The problem blockchain was built to solve
Before it's a technology, blockchain is an answer to a question: how do strangers agree on what's true without a middleman?
What's going on
Daniel Schwartz opened the series with a reframing most people never hear: blockchain isn't really about coins. The coins are the noise. The signal is a way to keep a shared record that nobody can quietly rewrite.
Think about how money moves today. To send money to a friend, you hand it to a bank, the bank updates its private ledger, and you trust that it did so honestly. There's always a middleman, and you trust the middleman. Blockchain's whole pitch is: what if the ledger were public, copied across thousands of computers, and updated by rules instead of by a company?

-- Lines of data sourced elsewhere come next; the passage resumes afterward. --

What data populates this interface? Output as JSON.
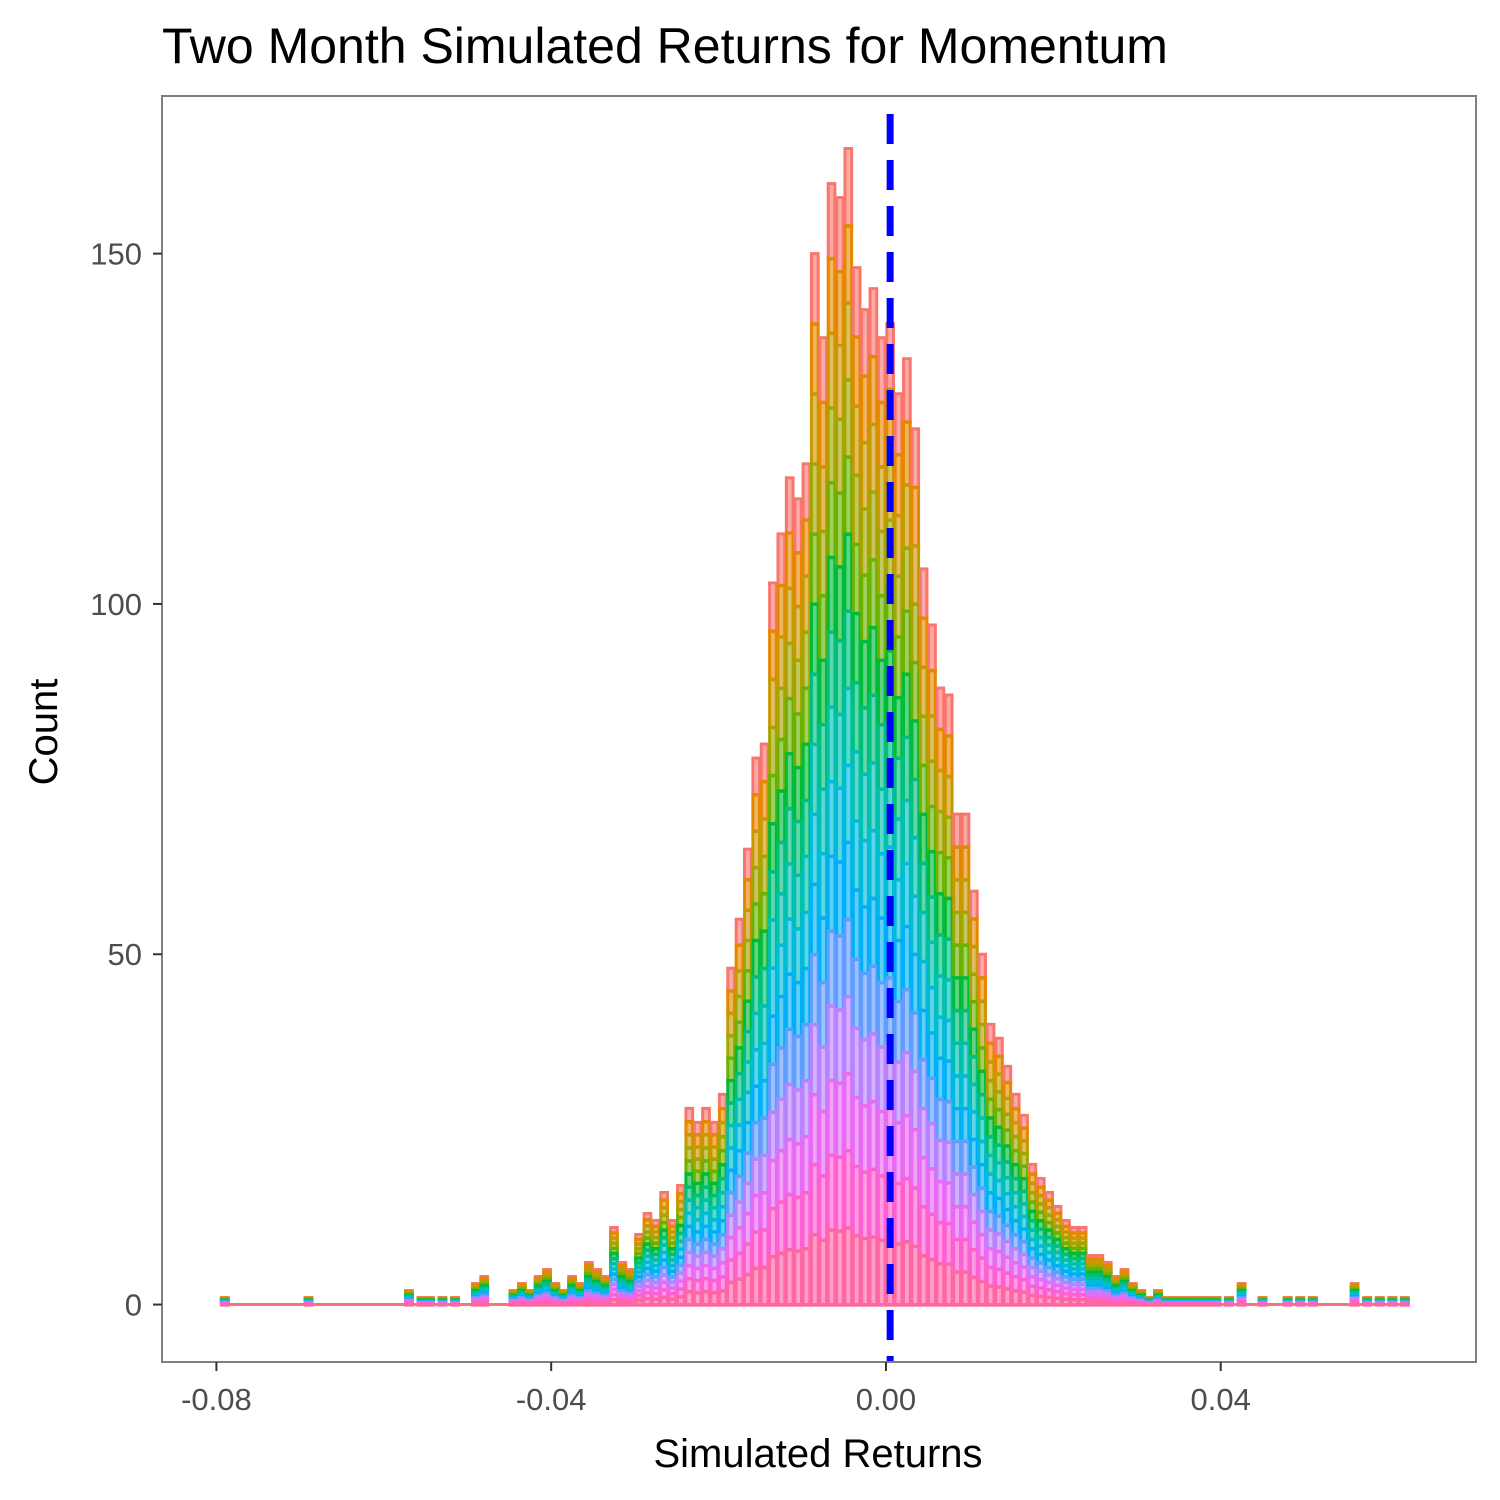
{
  "chart_data": {
    "type": "bar",
    "title": "Two Month Simulated Returns for Momentum",
    "xlabel": "Simulated Returns",
    "ylabel": "Count",
    "xlim": [
      -0.0865,
      0.0705
    ],
    "ylim": [
      -8.2,
      172.5
    ],
    "x_ticks": [
      -0.08,
      -0.04,
      0.0,
      0.04
    ],
    "x_tick_labels": [
      "-0.08",
      "-0.04",
      "0.00",
      "0.04"
    ],
    "y_ticks": [
      0,
      50,
      100,
      150
    ],
    "y_tick_labels": [
      "0",
      "50",
      "100",
      "150"
    ],
    "grid": false,
    "legend": "none",
    "bin_width": 0.0008,
    "reference_line": {
      "x": 0.0005,
      "style": "dashed",
      "color": "#0000ff"
    },
    "series_colors": [
      "#f8766d",
      "#e58700",
      "#c99800",
      "#a3a500",
      "#6bb100",
      "#00ba38",
      "#00bf7d",
      "#00c0af",
      "#00bcd8",
      "#00b0f6",
      "#619cff",
      "#b983ff",
      "#e76bf3",
      "#fd61d1",
      "#ff67a4"
    ],
    "bins": {
      "x": [
        -0.079,
        -0.069,
        -0.057,
        -0.0555,
        -0.0545,
        -0.053,
        -0.0515,
        -0.049,
        -0.048,
        -0.0445,
        -0.0435,
        -0.0425,
        -0.0415,
        -0.0405,
        -0.0395,
        -0.0385,
        -0.0375,
        -0.0365,
        -0.0355,
        -0.0345,
        -0.0335,
        -0.0325,
        -0.0315,
        -0.0305,
        -0.0295,
        -0.0285,
        -0.0275,
        -0.0265,
        -0.0255,
        -0.0245,
        -0.0235,
        -0.0225,
        -0.0215,
        -0.0205,
        -0.0195,
        -0.0185,
        -0.0175,
        -0.0165,
        -0.0155,
        -0.0145,
        -0.0135,
        -0.0125,
        -0.0115,
        -0.0105,
        -0.0095,
        -0.0085,
        -0.0075,
        -0.0065,
        -0.0055,
        -0.0045,
        -0.0035,
        -0.0025,
        -0.0015,
        -0.0005,
        0.0005,
        0.0015,
        0.0025,
        0.0035,
        0.0045,
        0.0055,
        0.0065,
        0.0075,
        0.0085,
        0.0095,
        0.0105,
        0.0115,
        0.0125,
        0.0135,
        0.0145,
        0.0155,
        0.0165,
        0.0175,
        0.0185,
        0.0195,
        0.0205,
        0.0215,
        0.0225,
        0.0235,
        0.0245,
        0.0255,
        0.0265,
        0.0275,
        0.0285,
        0.0295,
        0.0305,
        0.0315,
        0.0325,
        0.0335,
        0.0345,
        0.0355,
        0.0365,
        0.0375,
        0.0385,
        0.0395,
        0.041,
        0.0425,
        0.045,
        0.048,
        0.0495,
        0.051,
        0.056,
        0.0575,
        0.059,
        0.0605,
        0.062
      ],
      "counts": [
        1,
        1,
        2,
        1,
        1,
        1,
        1,
        3,
        4,
        2,
        3,
        2,
        4,
        5,
        3,
        2,
        4,
        3,
        6,
        5,
        4,
        11,
        6,
        5,
        10,
        13,
        12,
        16,
        12,
        17,
        28,
        26,
        28,
        26,
        30,
        48,
        55,
        65,
        78,
        80,
        103,
        110,
        118,
        115,
        120,
        150,
        138,
        160,
        158,
        165,
        148,
        142,
        145,
        138,
        140,
        130,
        135,
        125,
        105,
        97,
        88,
        87,
        70,
        70,
        59,
        50,
        40,
        38,
        34,
        30,
        27,
        20,
        18,
        16,
        14,
        12,
        11,
        11,
        7,
        7,
        6,
        4,
        5,
        3,
        2,
        1,
        2,
        1,
        1,
        1,
        1,
        1,
        1,
        1,
        1,
        3,
        1,
        1,
        1,
        1,
        3,
        1,
        1,
        1,
        1
      ]
    }
  }
}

Daniel used a striking number to make it concrete - over three billion people on Earth have no real access to a bank. A hundred-dollar Android phone, though, can hold a wallet. For those people, "be your own bank" isn't a slogan, it's the first bank they've ever had.

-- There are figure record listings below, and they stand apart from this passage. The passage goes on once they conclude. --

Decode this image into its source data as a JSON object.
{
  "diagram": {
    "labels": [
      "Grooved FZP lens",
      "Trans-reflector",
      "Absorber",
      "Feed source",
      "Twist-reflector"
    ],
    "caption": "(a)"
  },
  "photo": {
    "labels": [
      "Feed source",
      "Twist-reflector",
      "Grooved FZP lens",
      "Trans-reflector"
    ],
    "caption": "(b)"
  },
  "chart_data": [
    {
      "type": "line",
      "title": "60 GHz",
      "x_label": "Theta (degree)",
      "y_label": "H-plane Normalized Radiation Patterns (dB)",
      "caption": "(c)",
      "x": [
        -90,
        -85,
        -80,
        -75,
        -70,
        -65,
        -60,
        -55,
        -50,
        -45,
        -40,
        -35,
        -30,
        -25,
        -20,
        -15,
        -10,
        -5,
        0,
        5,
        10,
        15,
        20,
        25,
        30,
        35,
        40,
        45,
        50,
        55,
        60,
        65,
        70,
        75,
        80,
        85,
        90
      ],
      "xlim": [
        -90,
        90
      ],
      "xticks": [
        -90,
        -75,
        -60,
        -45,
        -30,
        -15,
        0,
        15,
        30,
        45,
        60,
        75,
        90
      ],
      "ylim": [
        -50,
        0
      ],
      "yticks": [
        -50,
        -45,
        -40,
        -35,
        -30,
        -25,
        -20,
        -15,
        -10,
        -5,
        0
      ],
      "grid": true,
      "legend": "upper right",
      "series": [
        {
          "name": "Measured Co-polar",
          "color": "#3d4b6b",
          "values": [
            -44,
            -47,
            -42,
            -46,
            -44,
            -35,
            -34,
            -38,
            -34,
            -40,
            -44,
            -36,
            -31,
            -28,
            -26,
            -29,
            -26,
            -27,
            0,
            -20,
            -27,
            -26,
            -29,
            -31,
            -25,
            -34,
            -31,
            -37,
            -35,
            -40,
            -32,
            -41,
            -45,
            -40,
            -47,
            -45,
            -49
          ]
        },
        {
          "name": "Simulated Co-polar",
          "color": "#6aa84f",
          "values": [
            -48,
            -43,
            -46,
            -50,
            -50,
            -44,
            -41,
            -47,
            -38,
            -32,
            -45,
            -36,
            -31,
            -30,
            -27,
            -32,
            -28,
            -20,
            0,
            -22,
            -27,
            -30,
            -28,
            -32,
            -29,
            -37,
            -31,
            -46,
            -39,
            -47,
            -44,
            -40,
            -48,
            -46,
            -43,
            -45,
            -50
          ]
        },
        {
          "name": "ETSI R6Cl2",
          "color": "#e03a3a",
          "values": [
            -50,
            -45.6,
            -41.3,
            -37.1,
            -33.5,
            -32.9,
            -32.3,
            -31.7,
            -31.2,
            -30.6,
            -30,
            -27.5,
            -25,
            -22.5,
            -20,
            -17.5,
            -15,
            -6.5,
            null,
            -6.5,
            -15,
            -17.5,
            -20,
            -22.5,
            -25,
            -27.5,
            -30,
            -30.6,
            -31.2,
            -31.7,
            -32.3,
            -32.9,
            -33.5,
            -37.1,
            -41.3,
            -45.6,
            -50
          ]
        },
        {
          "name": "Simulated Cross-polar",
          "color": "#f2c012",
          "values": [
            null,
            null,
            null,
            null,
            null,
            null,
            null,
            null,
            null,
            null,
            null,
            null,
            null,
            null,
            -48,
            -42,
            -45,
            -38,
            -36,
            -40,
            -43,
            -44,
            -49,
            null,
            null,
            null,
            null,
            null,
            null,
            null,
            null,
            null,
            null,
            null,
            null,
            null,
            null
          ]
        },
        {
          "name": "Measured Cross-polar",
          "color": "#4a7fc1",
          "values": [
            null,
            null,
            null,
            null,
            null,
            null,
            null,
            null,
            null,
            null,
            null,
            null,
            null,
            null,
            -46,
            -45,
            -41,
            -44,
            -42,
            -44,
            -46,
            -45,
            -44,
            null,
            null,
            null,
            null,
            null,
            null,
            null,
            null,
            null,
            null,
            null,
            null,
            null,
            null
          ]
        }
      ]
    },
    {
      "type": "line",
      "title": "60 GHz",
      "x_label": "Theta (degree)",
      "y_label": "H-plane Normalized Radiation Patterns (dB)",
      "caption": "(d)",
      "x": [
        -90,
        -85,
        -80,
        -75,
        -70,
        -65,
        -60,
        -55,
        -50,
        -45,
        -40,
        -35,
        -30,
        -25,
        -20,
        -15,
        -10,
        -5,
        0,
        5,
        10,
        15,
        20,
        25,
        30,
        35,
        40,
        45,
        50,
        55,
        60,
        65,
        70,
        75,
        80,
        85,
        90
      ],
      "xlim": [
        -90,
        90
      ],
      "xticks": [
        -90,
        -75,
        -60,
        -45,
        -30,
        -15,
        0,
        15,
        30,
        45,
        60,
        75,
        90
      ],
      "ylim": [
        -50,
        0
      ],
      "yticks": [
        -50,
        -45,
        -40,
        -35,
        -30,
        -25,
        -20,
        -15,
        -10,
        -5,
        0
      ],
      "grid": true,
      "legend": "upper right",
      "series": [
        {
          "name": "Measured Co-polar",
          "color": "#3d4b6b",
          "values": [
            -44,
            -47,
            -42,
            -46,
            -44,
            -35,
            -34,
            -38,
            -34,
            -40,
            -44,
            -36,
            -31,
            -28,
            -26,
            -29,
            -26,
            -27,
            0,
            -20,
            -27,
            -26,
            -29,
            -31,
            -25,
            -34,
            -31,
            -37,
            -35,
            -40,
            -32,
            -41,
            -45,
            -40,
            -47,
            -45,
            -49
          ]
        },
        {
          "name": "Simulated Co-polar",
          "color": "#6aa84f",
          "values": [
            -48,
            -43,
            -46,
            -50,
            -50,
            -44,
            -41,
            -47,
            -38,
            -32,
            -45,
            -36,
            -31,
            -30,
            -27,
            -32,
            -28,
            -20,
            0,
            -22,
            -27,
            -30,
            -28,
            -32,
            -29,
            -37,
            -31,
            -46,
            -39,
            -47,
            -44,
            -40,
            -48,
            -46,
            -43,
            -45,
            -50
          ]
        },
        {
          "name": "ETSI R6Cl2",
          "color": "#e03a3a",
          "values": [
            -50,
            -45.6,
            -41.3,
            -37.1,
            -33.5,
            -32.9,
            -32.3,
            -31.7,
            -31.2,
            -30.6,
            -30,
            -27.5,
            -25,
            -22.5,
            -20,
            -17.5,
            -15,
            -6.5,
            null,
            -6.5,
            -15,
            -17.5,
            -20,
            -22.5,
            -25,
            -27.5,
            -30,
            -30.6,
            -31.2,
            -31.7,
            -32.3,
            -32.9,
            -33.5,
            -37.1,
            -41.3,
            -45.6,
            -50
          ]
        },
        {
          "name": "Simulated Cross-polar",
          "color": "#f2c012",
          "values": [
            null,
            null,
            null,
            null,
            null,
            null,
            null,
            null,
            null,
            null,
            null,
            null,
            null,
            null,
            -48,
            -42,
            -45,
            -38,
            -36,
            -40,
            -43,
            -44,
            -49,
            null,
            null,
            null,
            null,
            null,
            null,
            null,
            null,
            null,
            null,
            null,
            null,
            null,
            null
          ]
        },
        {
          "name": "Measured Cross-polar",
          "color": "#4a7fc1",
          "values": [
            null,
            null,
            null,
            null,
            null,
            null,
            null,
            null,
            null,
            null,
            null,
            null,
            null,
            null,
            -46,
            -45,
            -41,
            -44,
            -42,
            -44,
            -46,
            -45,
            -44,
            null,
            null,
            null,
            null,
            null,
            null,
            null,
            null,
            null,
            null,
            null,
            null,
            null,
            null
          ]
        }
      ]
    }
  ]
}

Daniel pointed to people receiving wages or remittances on cheap phones in places with no bank branches for a hundred miles. The same rails that crypto-Twitter argues about are, somewhere else, the only financial system someone has.
Key terms
- Centralization
- One trusted party (a bank, a company) holds the record and you trust them to keep it honest.
- Be your own bank
- Holding and moving value yourself, with no institution in the middle - powerful, and entirely your responsibility.
- Distributed ledger
- A record kept in identical copies across many computers, so no single one can rewrite history.